Because False Claims Act investigations are expensive, organizations should consider purchasing coverage for investigation defense fees triggered by the receipt of a subpoena or target letter as well as considering what exclusions may apply. In particular, as the federal government becomes more aggressive in demanding admissions of wrongdoing, organizations should review the scope of any exclusions of coverage that might be triggered by such admissions.
Listen to Internal and External Concerns
Another procedure organizations should implement is an internal complaint or reporting process. As noted above, the False Claims Act contains a robust whistleblower process. Many whistleblowers try to raise concerns internally and only proceed to a False Claims Act proceeding if they feel their concerns are not taken seriously and addressed.
Ensuring a robust process where employees know they can raise concerns and receive a response can provide organizations with the opportunity to detect and address issues and reduce the risk of whistleblower actions.

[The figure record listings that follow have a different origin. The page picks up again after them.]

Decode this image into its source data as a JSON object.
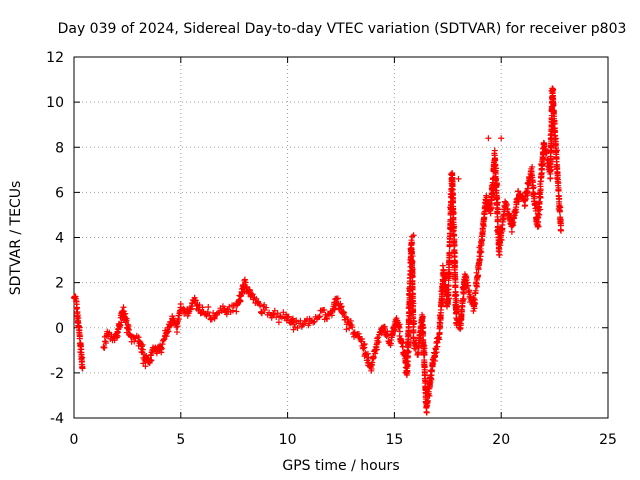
{
  "chart_data": {
    "type": "scatter",
    "title": "Day 039 of 2024, Sidereal Day-to-day VTEC variation (SDTVAR) for receiver p803",
    "xlabel": "GPS time / hours",
    "ylabel": "SDTVAR / TECUs",
    "xlim": [
      0,
      25
    ],
    "ylim": [
      -4,
      12
    ],
    "xticks": [
      0,
      5,
      10,
      15,
      20,
      25
    ],
    "yticks": [
      -4,
      -2,
      0,
      2,
      4,
      6,
      8,
      10,
      12
    ],
    "grid": true,
    "marker": "+",
    "marker_color": "#ff0000",
    "series": [
      {
        "name": "SDTVAR",
        "trace": [
          [
            0.0,
            1.5
          ],
          [
            0.1,
            1.1
          ],
          [
            0.2,
            0.2
          ],
          [
            0.3,
            -0.7
          ],
          [
            0.4,
            -1.8
          ],
          [
            1.4,
            -0.8
          ],
          [
            1.6,
            -0.3
          ],
          [
            1.8,
            -0.5
          ],
          [
            2.0,
            -0.4
          ],
          [
            2.3,
            0.8
          ],
          [
            2.5,
            0.1
          ],
          [
            2.7,
            -0.6
          ],
          [
            3.0,
            -0.5
          ],
          [
            3.3,
            -1.3
          ],
          [
            3.5,
            -1.6
          ],
          [
            3.7,
            -1.0
          ],
          [
            4.0,
            -1.0
          ],
          [
            4.2,
            -0.6
          ],
          [
            4.6,
            0.4
          ],
          [
            4.8,
            0.0
          ],
          [
            5.0,
            0.9
          ],
          [
            5.3,
            0.7
          ],
          [
            5.6,
            1.2
          ],
          [
            6.0,
            0.6
          ],
          [
            6.4,
            0.5
          ],
          [
            6.8,
            0.7
          ],
          [
            7.2,
            0.9
          ],
          [
            7.6,
            0.8
          ],
          [
            8.0,
            2.0
          ],
          [
            8.4,
            1.3
          ],
          [
            8.8,
            0.8
          ],
          [
            9.2,
            0.7
          ],
          [
            9.6,
            0.6
          ],
          [
            10.0,
            0.5
          ],
          [
            10.4,
            0.1
          ],
          [
            10.8,
            0.2
          ],
          [
            11.2,
            0.4
          ],
          [
            11.6,
            0.7
          ],
          [
            12.0,
            0.5
          ],
          [
            12.3,
            1.3
          ],
          [
            12.7,
            0.4
          ],
          [
            13.1,
            -0.2
          ],
          [
            13.5,
            -0.7
          ],
          [
            13.9,
            -1.8
          ],
          [
            14.2,
            -0.6
          ],
          [
            14.5,
            0.0
          ],
          [
            14.8,
            -0.7
          ],
          [
            15.1,
            0.4
          ],
          [
            15.4,
            -0.9
          ],
          [
            15.6,
            -2.0
          ],
          [
            15.8,
            3.9
          ],
          [
            15.9,
            -0.6
          ],
          [
            16.1,
            -1.1
          ],
          [
            16.3,
            0.5
          ],
          [
            16.5,
            -3.6
          ],
          [
            16.7,
            -2.2
          ],
          [
            16.9,
            -1.0
          ],
          [
            17.1,
            -0.4
          ],
          [
            17.3,
            2.5
          ],
          [
            17.5,
            1.0
          ],
          [
            17.7,
            6.9
          ],
          [
            17.9,
            0.3
          ],
          [
            18.1,
            0.1
          ],
          [
            18.3,
            2.4
          ],
          [
            18.5,
            1.6
          ],
          [
            18.7,
            0.9
          ],
          [
            18.9,
            2.4
          ],
          [
            19.1,
            4.0
          ],
          [
            19.3,
            5.8
          ],
          [
            19.5,
            5.1
          ],
          [
            19.7,
            7.7
          ],
          [
            19.9,
            3.4
          ],
          [
            20.2,
            5.6
          ],
          [
            20.5,
            4.4
          ],
          [
            20.8,
            6.0
          ],
          [
            21.1,
            5.5
          ],
          [
            21.4,
            7.0
          ],
          [
            21.7,
            4.5
          ],
          [
            22.0,
            8.2
          ],
          [
            22.3,
            6.8
          ],
          [
            22.4,
            10.6
          ],
          [
            22.6,
            7.3
          ],
          [
            22.8,
            4.3
          ]
        ],
        "stray_points": [
          [
            18.0,
            6.6
          ],
          [
            19.4,
            8.4
          ],
          [
            20.0,
            8.4
          ],
          [
            15.9,
            4.1
          ]
        ]
      }
    ]
  }
}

Educate Leaders on Personal Liability
The False Claims Act is particularly threatening (and effective) because it provides for individual liability. Anyone who submits a false statement or false claim for payment, as well as anyone who causes such a submission, can be personally liable to the same extent as an organization.
Leaders will often expose themselves to such personal liability. Responsible organizations should educate their leaders on this potential liability. Individuals who understand they are personally on the hook may internalize the risks of noncompliance. Organizations should support these individuals with access to the resources they need to feel comfortable about the organization’s compliance.
Cybersecurity considerations are already top-of-mind for many business leaders, and businesses that contract with the federal government are aware of False Claims Act liability risks. Businesses, particularly those that contract with the government, should do as much as possible to ensure compliance with the myriad cybersecurity requirements to avoid potential False Claims Act investigations and liability.